Increased competition leads to both faster and larger sperms, and the research findings now being published in the scientific journal PNAS, Proceedings of the National Academy of Sciences, thus show that the much mythologized size factor does indeed count.
“The competition among sperms to fertilize a female’s eggs is an extremely powerful evolutionary force that influences various characteristics of sperms, such as size and speed,” says Niclas Kolm, a researcher at Uppsala University, who, in collaboration with scientists from several other universities, has studied the mating system of 29 species of Tanganyika cichlids. “For the first time, we can show a strong link between the degree of sperm competition and the size and speed of the sperms. Males with promiscuous females develop faster and larger sperms than the monogamous species,” says Niclas.

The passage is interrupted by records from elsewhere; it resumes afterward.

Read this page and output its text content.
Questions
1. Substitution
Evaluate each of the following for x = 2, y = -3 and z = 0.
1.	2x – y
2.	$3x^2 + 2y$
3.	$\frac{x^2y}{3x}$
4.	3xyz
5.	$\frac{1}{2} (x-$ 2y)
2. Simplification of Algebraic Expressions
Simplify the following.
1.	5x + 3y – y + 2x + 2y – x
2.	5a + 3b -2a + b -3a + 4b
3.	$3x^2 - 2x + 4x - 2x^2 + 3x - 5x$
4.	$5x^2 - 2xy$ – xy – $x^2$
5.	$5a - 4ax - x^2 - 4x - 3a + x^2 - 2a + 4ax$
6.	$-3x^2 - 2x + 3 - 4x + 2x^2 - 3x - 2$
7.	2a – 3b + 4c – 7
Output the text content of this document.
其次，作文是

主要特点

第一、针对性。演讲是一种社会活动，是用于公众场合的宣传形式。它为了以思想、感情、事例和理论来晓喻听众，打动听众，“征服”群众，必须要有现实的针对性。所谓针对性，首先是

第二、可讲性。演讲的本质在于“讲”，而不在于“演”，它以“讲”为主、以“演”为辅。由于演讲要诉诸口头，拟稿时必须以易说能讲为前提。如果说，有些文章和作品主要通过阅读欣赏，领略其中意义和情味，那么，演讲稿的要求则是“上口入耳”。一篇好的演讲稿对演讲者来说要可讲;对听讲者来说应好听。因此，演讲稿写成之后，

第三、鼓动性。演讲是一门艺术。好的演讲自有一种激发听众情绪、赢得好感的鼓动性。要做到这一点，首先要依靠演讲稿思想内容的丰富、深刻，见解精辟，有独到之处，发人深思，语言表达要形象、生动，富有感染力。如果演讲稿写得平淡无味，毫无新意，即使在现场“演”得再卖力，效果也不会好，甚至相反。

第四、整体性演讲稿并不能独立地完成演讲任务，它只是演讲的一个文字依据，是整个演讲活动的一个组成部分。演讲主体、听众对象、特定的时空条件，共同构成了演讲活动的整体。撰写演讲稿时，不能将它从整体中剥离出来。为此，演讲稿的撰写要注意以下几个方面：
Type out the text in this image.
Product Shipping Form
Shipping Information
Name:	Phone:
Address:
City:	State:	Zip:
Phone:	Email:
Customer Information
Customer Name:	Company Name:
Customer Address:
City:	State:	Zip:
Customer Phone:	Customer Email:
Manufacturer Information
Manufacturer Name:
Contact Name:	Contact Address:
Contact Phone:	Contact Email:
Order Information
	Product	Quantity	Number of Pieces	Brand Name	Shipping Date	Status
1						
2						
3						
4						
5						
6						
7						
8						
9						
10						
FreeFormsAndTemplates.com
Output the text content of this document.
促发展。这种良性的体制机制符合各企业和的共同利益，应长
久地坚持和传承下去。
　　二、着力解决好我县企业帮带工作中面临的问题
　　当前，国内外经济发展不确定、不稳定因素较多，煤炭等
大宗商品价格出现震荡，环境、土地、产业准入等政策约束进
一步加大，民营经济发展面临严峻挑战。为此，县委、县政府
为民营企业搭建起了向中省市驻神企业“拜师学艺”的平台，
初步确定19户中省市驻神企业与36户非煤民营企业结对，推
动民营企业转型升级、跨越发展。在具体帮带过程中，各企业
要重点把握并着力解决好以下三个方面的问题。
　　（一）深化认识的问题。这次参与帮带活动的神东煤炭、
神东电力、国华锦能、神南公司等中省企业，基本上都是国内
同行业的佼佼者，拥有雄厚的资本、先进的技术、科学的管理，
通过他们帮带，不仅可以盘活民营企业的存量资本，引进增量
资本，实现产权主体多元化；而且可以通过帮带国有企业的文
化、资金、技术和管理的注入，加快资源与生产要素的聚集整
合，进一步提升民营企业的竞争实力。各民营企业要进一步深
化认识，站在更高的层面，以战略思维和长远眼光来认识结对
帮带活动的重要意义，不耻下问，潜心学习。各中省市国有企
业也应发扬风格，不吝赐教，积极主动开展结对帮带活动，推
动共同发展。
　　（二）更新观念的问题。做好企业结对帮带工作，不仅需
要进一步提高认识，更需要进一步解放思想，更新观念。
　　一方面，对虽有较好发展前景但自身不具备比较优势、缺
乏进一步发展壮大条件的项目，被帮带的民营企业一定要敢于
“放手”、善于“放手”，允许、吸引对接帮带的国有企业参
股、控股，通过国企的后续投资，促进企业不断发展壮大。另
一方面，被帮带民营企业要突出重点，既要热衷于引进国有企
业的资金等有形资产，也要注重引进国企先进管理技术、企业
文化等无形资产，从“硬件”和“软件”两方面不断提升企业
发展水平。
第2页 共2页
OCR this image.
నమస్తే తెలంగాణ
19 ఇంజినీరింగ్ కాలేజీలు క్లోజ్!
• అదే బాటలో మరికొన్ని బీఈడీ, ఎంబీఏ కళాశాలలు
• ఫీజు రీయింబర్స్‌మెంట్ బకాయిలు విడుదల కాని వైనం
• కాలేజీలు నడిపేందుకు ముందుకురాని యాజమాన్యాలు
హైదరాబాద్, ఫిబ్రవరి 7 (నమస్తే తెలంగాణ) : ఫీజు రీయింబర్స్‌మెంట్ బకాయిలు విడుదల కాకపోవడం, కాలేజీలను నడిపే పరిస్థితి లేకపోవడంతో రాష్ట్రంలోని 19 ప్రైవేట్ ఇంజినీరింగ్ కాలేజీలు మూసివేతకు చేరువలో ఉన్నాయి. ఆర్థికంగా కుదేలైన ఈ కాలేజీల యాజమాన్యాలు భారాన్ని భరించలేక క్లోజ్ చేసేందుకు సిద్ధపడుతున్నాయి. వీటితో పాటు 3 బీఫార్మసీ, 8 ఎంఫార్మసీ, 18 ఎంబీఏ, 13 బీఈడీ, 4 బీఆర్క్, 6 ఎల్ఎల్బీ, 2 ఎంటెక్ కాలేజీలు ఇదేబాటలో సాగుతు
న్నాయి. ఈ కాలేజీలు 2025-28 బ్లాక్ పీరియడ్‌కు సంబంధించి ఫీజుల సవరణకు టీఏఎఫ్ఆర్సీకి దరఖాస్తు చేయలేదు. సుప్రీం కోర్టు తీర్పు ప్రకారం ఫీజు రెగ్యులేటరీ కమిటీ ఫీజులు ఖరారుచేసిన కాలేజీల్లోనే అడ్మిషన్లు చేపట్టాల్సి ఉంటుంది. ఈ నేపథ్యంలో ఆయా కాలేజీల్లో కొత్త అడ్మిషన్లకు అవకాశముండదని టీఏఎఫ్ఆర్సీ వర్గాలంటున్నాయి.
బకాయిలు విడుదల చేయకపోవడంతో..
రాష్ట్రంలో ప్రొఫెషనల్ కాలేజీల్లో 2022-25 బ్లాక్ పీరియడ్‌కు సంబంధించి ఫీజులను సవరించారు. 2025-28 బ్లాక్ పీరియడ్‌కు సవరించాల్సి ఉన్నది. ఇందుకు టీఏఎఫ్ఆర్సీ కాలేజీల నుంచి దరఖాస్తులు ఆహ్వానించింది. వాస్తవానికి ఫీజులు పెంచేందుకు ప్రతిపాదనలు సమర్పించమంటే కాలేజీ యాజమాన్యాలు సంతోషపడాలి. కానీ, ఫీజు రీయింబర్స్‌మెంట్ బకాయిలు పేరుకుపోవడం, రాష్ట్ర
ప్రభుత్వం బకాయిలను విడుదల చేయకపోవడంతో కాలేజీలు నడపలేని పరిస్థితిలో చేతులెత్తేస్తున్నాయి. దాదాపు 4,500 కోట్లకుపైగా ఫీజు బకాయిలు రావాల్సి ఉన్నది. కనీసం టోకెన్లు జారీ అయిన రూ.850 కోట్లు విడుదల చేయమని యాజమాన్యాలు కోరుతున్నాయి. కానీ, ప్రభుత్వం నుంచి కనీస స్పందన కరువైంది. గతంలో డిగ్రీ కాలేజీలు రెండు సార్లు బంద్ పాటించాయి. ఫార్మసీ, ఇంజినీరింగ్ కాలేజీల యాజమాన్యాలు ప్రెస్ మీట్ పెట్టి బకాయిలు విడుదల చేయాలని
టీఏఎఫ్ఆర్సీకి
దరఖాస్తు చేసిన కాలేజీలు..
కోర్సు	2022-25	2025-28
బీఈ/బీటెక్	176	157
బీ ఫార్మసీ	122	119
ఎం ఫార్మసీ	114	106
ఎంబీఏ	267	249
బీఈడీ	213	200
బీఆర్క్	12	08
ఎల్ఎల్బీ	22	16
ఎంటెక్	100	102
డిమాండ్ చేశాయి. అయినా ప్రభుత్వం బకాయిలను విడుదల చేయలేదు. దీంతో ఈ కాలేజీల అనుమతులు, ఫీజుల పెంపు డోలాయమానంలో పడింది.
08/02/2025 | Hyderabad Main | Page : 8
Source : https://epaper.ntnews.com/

“Another unique aspect of the study is that we based our study on an unusually large base, with many fish from many different species. The fish were caught in lakes in Africa, and a special characteristic of this group of fishes is that there are incredible numbers of species,” says Niclas. “There’s an unbelievable variety of species and different kinds of mating behaviors. There’s the whole spectrum of mating systems, from monogamous males to females that mate with many many males.”
The findings also show that the speed and the size of sperms are closely related: larger sperms are faster. These sperms swim faster thanks to the greater power of a larger flagellum, but faster sperms also need to have a larger store of energy, which in turn results in larger sperms.
Thanks to new analytical methods, they have also managed to demonstrate the order of this development. The sperms first become faster, then larger, following increased female promiscuity in a species.
“No one has previously been able to show what causes what. Here we can clearly see that female promiscuity determines the character of sperms,” says Niclas.